In early 2026, Malcolm returns to Genoa City, where he reveals to Lily he has been diagnosed with aplastic anemia. When trying to find a donor, he finds out from his ex-girlfriend, Stephanie Simmons, that they have a son together, Holden Novak.

== Reception ==
Malcolm quickly won popularity with both viewers and critics as did Moore himself. He was nominated for the Daytime Emmy Award for Outstanding Supporting Actor in a Drama Series three times in 1996, 1997, and 2000, winning in the latter year.

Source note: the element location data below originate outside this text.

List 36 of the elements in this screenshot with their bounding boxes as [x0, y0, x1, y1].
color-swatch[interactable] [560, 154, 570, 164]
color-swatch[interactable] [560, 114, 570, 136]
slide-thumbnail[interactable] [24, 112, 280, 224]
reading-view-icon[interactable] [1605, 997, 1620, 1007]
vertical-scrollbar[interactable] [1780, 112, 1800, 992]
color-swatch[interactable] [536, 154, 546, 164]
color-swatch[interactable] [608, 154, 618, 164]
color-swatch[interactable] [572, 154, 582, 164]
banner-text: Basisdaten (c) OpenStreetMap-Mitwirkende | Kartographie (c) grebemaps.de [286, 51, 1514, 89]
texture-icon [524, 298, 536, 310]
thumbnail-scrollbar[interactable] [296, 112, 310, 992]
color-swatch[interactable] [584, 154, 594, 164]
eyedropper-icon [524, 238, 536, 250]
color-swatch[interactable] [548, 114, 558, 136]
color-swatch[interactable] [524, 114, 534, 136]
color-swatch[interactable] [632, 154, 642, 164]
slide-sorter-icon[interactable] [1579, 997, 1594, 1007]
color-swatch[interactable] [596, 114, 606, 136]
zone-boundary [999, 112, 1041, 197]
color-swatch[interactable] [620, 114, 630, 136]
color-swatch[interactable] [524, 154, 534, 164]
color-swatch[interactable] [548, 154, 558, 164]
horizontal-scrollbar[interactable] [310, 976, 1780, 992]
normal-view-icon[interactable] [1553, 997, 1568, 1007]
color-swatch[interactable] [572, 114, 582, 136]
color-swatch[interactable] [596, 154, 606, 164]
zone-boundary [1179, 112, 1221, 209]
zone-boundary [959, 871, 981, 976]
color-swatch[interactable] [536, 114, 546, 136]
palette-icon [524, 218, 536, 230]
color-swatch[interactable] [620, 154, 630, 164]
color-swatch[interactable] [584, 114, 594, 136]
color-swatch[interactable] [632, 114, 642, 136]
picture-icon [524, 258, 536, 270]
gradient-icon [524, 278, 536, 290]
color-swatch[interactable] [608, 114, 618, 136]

Charlie Mason from Soaps She Knows placed the recasting of Malcolm on his list of the worst soap opera recasts of all time, saying "Don't blame Darius McCrary for this recast's failure — the guy's a fine actor who brought a cool edge to the role of Malcolm. Unfortunately, predecessor Shemar Moore had been so extraordinarily popular in the part that no way, no how were viewers going to accept anybody else playing it. In fact, after McCrary's two-year stint ended, Moore came back for not one but two visits." In 2022, Mason also placed Malcolm 14th on his list of the best 25 characters from The Young and the Restless.